Malignant T cells in CTCL have been shown to express a relatively small number of chemokine receptors. Endothelial cells (EC), keratinocytes (KC), and dendritic cells (DC) all produce a variety of chemokines that can regulate the homing (1) of malignant (and normal) T cells via changes in EC-adhesion, stimulated chemotaxis toward epidermis, or movement toward activating DC, respectively. DC produce chemokines that mediate their adhesion to T cells (e.g., Pautrier’s microabscesses), thus stimulating activation (2) of these T cells. KC- and DC-derived chemokines have the potential to activate prosurvival pathways that diminish the capacity of T cells to undergo apoptosis (3). Therapeutically, chemokine-tagged T cell antigens (4) that are processed by skin DC have the potential to act as vaccines to enhance a host anti-tumor immunity toward malignant T cells. Chemokine-tagged toxins (5) have the potential to directly induce cell death in malignant T cells bearing appropriate receptors (e.g., CCR4).
Chemokines produced by other cells, namely epidermal and dermal dendritic cells (DC) bearing yet-unidentified skin antigens, may also play important roles in attracting malignant T cells to form conjugates with these antigen-presenting cells, leading to subsequent T cell activation (Fig. 1).Experimental data indicate that DC synthesize CCR4 ligands which rapidly stimulate chemotaxis of (or conjugate formation with) normal T cells (Tang and Cyster, 1999; Wu et al., 2001). DC-malignant T cell conjugates known as “Pautrier’s microabscesses” are specific histopathologic markers for MF and may be initiated by DC-derived chemokines. The involvement of DC in CTCL pathophysiology has been extensively reviewed by others (Edelson, 2001).
The chemokine receptors CCR4 and CCR10 have both been reported to participate in trafficking of T cells to the skin under inflammatory conditions (Homey, 2005; Reiss et al., 2001). Both are selectively expressed by so-called “skin-homing” memory T cells (a subset of the total memory T cells) that bear surface carbohydrate ligands to E-selectin, an adhesion protein that is characteristically expressed by inflamed dermal blood vessels. Neutralizing antibodies to CCL27 (the CCR10 ligand) dramatically reduces contact dermatitis in murine models (Homey et al., 2002).

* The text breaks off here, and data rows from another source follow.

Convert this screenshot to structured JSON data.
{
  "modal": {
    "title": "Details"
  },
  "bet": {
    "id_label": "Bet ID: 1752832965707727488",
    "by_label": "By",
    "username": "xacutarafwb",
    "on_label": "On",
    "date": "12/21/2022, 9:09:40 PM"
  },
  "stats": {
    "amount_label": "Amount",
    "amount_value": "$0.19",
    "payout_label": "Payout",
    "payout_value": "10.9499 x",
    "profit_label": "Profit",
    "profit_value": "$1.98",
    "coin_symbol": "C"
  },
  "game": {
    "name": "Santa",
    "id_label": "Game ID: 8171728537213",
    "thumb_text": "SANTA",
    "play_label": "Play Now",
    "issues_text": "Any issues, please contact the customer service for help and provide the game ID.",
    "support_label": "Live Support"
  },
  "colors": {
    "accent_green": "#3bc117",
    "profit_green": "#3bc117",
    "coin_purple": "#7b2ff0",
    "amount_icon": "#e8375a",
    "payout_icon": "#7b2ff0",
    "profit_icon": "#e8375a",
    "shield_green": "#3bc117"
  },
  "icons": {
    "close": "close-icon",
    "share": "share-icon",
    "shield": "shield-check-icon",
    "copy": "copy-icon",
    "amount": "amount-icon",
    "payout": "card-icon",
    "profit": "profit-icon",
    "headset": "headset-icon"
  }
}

The role of CCR4, however, was somewhat less clear because optimal inhibition of cutaneous inflammation in CCR4-deficient mice was obtained only when CCL27 antagonists were given (Reiss et al., 2001). Recent data indicate that CCR4 plays a critical role in antigen-dependent T cell-mediated inflammation in the skin since only CCR4 wild type T cells specific for OVA peptide were able to accumulate efficiently in skin in response to ovalbumin peptide (Campbell et al., 2007). Importantly, Campbell et al. showed that adoptive transfer of CCR4-deficient OVA-specific T cells in antigen-treated mice resulted in the same increase in the peripheral pool of OVA-specific, E-selectin ligand+ T cells as did CCR4 wild type antigen-specific T cells (Campbell et al., 2007). Thus, the failure to accumulate OVA-specific CCR4-negative T cells in the skin was likely to be attributable to a trafficking defect to the skin. This data was supported by their observation that CCR4-negative T cells home normally to the gut, thus ruling out an intrinsic homing defect in these cells (Campbell et al., 2007). While one must be cautious about applying the results of murine studies to human physiology, a fair number of clinical observational studies suggest that CCR4 is generally very highly expressed among CTCL cells in by MF and SS (Table I).
There is increasing evidence that cancer cells can use chemokine receptors to alter their metastatic spread. Mechanistically, chemokine receptors can alter the ability of cancer cells to arrest on vascular endothelial cells (Cardones et al., 2003). Moreover, chemokine receptor engagement results in the activation of well-characterized prosurvival pathways such as phosphatidylinositol-3-kinase (PI3K) and Akt (Kakinuma and Hwang, 2006). The prosurvival function of chemokine receptors in cancer cells is supported by data showing that melanoma cells use CXCR4 and CCR10 to enhance cell survival in the absence of serum or in the face of immune attack (Kakinuma and Hwang, 2006). With CCR10, activation of PI3K was required for chemokine receptor activation to inhibit Fas- and T cell-dependent killing of melanoma cells in vitro. In T cells, chemokine receptor activation suppressed cyclohexamide- and serum deprivation-induced apoptosis (Diaz-Guerra et al., 2007; Youn et al., 2002). With very high concentrations of chemokine in vitro, however, chemokine receptor activation in T cells may actually block proliferation (Ziegler et al., 2007). Thus, the prosurvival functions of chemokine receptors, in addition to their migratory functions, may also play a role in the ability of local chemokines to determine the composition of inflammatory cells at a particular site of inflammation or infection (Fig. 1).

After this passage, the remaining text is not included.